Russia is now a pathetic 144th place on Reporters Without Borders’s World Wide Press Freedom Index, and only 25 countries were worse (Canada was 18th). The Press Ministry shut down TVS, the last privately-owned national network, in 2003, blaming financial and management problems. And three reporters were murdered in 2006 alone. So serious investigative journalism remains dangerous and almost unpublishable. “Journalists perform a very different social function in Russia,” explains local reporter Nadia Popova. In a way, correspondents exist here to entertain the masses.

After Leonid Parfyonov, a trusted Russian broadcaster who was critical of the administration and hosted wildly popular historical documentaries, interviewed the widow of murdered Chechen rebel leader Zelimkhan Yanderbiyev, he lost his job. The Kremlin disapproves of journalists communicating with Chechen terrorists, especially when they’re talking about a murder Russian intelligence officers were involved in. Parfyonov rarely appears on local television these days.

Fluff is safer. A few days before the parliamentary elections, I saw no stories about arrested opposition leaders. Instead, a local newscast featured a lengthy piece on the caviar industry. Spiced up with clichés — valued highly in the Russian school of writing — such reports often feature entertaining, though politically neutral, information.

The local political elite remains unaccustomed to persistent questioning from journalists, says Popova. Accountability to the media remains half-theoretical. With an overwhelming conviction among the locals that most reporters are easily bribed, those meant to be watchdogs shrink to the size of Chihuahuas. Even the coverage of this month’s Georgian presidential elections demonstrates that the Russian media remains muzzled, says Malakhov. Most foreign media wrote that Western and European observers deemed the election of a pro-western president broadly fair. Most Russian media promoted the opposition’s theory of extreme falsification of the results.

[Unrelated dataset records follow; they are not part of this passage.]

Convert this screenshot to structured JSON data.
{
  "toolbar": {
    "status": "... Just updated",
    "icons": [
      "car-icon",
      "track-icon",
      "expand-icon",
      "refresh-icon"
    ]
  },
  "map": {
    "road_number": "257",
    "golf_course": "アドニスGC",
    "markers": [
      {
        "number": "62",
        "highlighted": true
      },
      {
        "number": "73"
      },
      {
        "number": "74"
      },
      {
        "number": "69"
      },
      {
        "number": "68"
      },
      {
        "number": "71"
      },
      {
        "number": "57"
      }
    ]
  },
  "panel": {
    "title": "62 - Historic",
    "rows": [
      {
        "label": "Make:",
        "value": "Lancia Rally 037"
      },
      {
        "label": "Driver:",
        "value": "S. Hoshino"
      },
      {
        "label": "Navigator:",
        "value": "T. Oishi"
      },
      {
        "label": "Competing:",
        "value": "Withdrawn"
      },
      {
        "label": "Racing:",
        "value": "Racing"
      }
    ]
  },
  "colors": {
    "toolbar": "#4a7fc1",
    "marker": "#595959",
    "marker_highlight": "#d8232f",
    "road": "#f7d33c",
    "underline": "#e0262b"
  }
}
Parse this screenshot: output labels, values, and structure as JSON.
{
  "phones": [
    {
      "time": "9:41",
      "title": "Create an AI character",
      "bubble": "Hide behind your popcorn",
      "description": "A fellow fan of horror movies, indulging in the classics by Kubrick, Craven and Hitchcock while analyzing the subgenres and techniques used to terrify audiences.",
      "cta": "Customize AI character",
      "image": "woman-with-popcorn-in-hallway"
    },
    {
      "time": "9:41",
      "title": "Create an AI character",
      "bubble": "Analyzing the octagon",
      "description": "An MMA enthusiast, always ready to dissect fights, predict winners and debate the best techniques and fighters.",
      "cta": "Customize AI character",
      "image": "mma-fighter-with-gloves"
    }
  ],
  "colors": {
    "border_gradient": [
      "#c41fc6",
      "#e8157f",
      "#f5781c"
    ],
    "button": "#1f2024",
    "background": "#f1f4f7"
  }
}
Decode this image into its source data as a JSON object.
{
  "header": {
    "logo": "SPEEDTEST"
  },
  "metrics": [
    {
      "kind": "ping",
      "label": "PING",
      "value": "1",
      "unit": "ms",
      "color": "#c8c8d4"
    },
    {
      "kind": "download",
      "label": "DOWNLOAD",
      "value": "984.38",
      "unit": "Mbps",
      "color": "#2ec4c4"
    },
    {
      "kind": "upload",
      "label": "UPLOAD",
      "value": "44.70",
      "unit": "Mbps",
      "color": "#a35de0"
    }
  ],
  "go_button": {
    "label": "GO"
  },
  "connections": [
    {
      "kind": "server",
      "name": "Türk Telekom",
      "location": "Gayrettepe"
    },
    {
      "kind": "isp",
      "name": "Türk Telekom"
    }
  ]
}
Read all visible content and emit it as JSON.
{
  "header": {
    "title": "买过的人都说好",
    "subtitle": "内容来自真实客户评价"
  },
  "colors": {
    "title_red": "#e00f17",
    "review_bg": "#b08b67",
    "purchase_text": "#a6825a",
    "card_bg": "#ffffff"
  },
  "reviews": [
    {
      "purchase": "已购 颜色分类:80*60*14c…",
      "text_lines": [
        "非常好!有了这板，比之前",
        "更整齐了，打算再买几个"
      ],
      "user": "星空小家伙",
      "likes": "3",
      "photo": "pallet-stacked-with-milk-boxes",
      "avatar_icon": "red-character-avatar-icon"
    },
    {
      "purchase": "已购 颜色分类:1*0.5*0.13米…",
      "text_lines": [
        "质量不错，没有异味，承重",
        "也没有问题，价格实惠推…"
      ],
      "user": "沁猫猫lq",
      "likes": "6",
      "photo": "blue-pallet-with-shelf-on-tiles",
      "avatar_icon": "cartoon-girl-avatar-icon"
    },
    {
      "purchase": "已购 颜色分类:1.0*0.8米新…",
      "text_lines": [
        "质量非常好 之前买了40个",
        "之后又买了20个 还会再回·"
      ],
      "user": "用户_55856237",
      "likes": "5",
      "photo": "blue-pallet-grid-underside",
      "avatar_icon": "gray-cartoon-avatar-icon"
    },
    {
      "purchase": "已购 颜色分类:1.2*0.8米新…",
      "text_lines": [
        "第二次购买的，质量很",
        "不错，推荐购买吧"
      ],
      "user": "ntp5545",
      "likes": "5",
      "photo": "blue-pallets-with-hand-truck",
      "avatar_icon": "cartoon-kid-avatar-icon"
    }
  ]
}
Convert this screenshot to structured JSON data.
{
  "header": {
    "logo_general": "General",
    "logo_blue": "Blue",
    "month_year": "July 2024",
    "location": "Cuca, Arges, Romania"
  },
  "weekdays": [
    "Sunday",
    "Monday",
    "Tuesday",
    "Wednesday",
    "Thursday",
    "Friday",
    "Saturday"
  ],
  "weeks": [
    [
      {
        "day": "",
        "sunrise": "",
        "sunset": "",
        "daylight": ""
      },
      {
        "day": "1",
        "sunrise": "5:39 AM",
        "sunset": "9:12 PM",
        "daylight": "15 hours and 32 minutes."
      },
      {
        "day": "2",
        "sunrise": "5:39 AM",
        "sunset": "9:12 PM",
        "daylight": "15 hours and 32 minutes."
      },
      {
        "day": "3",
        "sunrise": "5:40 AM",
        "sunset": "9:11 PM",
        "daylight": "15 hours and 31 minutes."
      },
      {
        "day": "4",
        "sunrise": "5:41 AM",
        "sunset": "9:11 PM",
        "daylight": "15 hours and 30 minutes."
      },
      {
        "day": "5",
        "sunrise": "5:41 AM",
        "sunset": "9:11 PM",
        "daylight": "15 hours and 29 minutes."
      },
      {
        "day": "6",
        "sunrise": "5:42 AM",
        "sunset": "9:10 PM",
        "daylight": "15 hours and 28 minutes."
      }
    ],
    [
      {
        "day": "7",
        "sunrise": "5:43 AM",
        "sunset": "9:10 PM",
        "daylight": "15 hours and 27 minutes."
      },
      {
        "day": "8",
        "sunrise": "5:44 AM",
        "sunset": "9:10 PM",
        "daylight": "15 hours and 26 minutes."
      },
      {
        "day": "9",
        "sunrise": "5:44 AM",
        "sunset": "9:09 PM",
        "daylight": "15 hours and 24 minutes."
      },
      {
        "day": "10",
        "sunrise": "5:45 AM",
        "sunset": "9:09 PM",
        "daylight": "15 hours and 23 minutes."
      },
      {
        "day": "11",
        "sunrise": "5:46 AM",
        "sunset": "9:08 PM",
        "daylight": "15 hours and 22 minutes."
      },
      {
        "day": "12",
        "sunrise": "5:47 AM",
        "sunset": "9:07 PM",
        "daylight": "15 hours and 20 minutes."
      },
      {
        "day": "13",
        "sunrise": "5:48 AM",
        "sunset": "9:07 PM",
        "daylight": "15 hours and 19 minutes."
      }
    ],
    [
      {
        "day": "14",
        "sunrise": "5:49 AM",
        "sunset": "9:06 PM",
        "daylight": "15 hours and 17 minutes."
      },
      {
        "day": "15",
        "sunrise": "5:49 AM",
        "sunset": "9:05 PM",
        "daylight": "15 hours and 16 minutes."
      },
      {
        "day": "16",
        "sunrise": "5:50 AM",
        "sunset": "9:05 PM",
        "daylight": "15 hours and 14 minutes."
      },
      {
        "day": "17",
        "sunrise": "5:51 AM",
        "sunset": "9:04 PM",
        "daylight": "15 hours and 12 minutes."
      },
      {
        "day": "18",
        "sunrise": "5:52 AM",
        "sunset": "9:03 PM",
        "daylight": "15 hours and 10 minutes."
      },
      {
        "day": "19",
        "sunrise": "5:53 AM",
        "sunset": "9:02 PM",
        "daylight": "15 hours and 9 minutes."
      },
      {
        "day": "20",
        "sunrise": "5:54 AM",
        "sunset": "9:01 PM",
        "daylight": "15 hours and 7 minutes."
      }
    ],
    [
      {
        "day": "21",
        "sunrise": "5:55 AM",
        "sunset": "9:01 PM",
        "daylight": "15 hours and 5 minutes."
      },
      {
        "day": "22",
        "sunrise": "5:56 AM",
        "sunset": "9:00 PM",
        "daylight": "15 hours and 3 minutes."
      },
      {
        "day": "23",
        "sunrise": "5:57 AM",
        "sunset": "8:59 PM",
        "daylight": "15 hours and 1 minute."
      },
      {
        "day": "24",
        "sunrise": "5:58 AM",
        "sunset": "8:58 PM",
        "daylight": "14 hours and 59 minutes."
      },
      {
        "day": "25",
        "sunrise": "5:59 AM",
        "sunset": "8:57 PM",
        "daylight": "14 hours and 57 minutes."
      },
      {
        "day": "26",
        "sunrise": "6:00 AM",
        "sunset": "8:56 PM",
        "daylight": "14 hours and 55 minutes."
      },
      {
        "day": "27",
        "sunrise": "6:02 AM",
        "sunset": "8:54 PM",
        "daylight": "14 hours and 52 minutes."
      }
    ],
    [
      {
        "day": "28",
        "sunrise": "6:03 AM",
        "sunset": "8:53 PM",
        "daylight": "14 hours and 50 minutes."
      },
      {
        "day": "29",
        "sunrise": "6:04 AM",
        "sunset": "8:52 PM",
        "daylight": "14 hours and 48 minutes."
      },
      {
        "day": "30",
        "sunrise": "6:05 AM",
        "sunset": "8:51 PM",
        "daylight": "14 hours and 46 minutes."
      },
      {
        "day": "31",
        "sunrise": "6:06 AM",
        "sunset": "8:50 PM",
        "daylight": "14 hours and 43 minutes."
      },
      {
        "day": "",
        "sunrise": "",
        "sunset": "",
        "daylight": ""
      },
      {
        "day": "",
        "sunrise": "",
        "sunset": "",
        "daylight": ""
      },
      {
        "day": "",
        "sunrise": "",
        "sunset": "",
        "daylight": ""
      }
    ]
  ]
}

Russia Today’s (RT) website claims it is “the first 24/7 English-language news channel to present the Russian point of view on events happening in Russia and around the globe.” Many consider the state-funded station with its British-sounding hosts too biased, even in Russian standards. When the city of Sochi won the 2014 Olympic Games, for example, RT pushed the story ahead of other headlines for weeks. The emphasis is on selling, rather than reporting.

Amid the weather and caviar stories, however, journalists still try to talk politics and publications still conduct investigative work. RT let independent Canadian journalist Fred Weir openly comment on the parliamentary election in a live broadcast. Popova tells me that a correspondent from a Russian news website www.gazeta.ru posed as a teacher to discover that educators were informed they must vote together on the day of the elections. And Novaya Gazeta, a newspaper known for its investigative journalism, published some of Anna Politkovskaya’s internationally acclaimed reports on the Chechen conflict, before she was murdered over a year ago.

But, for now, weak media laws offer little protection. Natalia Morar, a Moldovan-born journalist working for a Moscow-based New Times magazine, was banished from Russia last month because, she believes, she wrote an article examining the state’s funding of the parliamentary elections.

Those who report for the foreign media — as Popova and Malakhov do — are safer, but many journalists simply learn to work around their leashes and the Russian people learn to read between the lines.